Welcome! This forum has a treasure trove of great info – Scouters helping Scouters! Just a heads up, though - all content, information, and opinions shared on this forum are those of the author, not the BSA.
As a Cubmaster / Den Leader and new Scoutbook user, I’d like to be able to communicate with our den chiefs and have them get other pack/den communication sent through Scoutbook.
I searched the forums here and didn’t find anything. I googled it and found a few results from the old Scoutbook forums. I saw some feature requests for this, so I’m assuming it hasn’t been added yet?
I also saw people proposing things like adding them as cubs to their den. Does anyone have suggested work arounds like that?

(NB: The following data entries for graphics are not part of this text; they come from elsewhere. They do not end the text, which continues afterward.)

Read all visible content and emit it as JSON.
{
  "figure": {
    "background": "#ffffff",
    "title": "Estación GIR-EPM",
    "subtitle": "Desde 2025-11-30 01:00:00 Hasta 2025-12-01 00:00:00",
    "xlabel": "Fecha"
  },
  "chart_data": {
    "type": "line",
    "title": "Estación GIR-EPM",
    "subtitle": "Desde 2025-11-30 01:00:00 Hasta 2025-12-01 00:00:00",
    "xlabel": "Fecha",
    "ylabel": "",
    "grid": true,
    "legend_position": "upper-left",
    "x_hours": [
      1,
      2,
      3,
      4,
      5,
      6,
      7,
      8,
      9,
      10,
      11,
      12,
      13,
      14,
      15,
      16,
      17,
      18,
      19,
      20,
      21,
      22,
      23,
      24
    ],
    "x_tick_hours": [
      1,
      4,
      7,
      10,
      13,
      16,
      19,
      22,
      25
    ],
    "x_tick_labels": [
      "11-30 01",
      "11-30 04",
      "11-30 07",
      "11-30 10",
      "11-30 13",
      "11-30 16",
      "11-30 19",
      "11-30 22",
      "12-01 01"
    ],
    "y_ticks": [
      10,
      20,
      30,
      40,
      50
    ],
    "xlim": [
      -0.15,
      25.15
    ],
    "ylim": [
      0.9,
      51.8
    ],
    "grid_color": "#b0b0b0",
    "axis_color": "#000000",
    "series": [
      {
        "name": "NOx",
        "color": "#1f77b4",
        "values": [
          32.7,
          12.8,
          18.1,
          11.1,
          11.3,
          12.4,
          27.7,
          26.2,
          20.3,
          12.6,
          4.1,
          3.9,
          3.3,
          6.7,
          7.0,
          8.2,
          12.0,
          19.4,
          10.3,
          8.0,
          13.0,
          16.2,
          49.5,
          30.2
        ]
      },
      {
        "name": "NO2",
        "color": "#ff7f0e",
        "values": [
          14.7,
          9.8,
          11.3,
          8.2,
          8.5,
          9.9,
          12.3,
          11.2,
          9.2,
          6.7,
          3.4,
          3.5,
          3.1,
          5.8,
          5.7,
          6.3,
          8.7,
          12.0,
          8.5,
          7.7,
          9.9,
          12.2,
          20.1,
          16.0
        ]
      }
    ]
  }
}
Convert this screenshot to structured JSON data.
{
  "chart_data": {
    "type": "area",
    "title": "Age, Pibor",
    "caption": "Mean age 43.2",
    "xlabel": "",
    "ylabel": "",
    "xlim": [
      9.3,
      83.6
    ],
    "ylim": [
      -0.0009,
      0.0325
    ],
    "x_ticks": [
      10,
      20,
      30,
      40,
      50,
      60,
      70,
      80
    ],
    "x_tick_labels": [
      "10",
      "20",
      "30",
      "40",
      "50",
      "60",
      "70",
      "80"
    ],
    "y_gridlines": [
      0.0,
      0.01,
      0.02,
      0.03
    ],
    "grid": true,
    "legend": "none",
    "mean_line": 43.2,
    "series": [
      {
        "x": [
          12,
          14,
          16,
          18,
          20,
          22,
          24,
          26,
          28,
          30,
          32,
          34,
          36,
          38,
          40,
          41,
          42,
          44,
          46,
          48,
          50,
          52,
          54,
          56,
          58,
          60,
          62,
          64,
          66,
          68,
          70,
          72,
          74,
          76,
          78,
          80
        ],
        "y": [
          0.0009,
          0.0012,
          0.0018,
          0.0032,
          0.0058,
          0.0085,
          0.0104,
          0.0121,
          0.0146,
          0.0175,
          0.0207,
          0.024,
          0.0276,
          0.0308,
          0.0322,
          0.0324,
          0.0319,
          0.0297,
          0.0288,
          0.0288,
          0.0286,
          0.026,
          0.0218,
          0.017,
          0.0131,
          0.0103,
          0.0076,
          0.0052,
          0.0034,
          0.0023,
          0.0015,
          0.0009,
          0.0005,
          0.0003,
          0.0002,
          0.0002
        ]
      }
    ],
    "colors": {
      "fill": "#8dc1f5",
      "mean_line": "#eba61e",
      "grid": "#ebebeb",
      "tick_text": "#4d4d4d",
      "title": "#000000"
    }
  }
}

If I can’t use Scoutbook to communicate with them, it’s not a big deal, I can just email them CCing their parents, but I just wanted to ask here and see what people said. Thanks!
I used to make their parents a relative of my scout - problem solved - it is a pretty huge change to the current structure of Scoutbook to actually add the scout as a leader
I want to make sure I follow. If the den chief’s parent is a relative of a scout in the den, their parent will get emails to the den/pack? Then I just have to trust the parent will relay the information to the den chief?
Wouldn’t the den chief’s parent then also have permissions to see stuff about the cub scout they’re not a “relative” of?
It seems like I’m missing something here.
Also, I’m don’t see why the scout would need to be added as a leader to get emails. Maybe it’s because I have no experience with Scoutbook at the Troop level, but I thought Scouts could have their own scoutbook accounts if their parents invited them, as a scout and not a leader.
There is no way to attach a scout from a troop to a pack as a Den Chief at this time. I know it’s on the “requested” list, but that’s as far as I think it’s gotten.
I am doing what I want! I’m asking questions because I want know the mechanics of how the system works.
Did I understand you correctly, is what I described what you suggested? I’m only using specific language to make sure I’m describing it clearly. This is new to me and I want to make sure I’m understanding the options correctly.
Thanks! It does seem like a natural feature to add, but I understand there are higher priorities to address first. I’ve been impressed how frequently bug fixes and features have been added in the Scoutbook Change Log.
You can create a fake Cub Scout account for the Den Chief and attach the parents like usual.
Or you can add a parent as an Assistant Den Leader for the den but only give them View Profile connections (minimal connections needed for messaging).
The first option looks kind of weird (from the parent’s perspective, it’s like they have 2 Scouts), but it allows the pack to include the Den Chief on all communications and the calendar (to take attendance, etc.). It also observes YPT rules.
This was one of the options I saw when I googled “scoutbook den chief” and I saw someone suggested making the account like “Sam Scout (Den Chief)” as the name so it would be clear to the parent. I guess this account wouldn’t get a bsa id or anything.
I haven’t make any new accounts, so it’s not something I know much about yet. I discovered a few scouts in the pack aren’t in Scoutbook because I don’t think they’ve ever actually filled out an application, or they did and it got lost. One has been in the pack for 2 years! lol I was going to make accounts for them, but decided to try and get applications filled out instead and just wait for them to get processed and their SB accounts to get created.
Now that I know 3 possible workarounds for getting den chiefs in scoutbook, I’ll have a better idea of what’s possible when I reach out to the Scoutmaster / Den Chiefs for the coming year.
There are downsides to all of those options, which is why there is no clear consensus on the back workaround.
Making the den chief’s parent an ADL or setting them as a parent of a scout in the den will give them access to info you may not want them to have.
Adding a fake scout can cause confusion for the parents.
None will result in the scout receiving the emails themselves since they likely would prefer to get the emails on their real account instead. (Each unique email address can only be on one account.)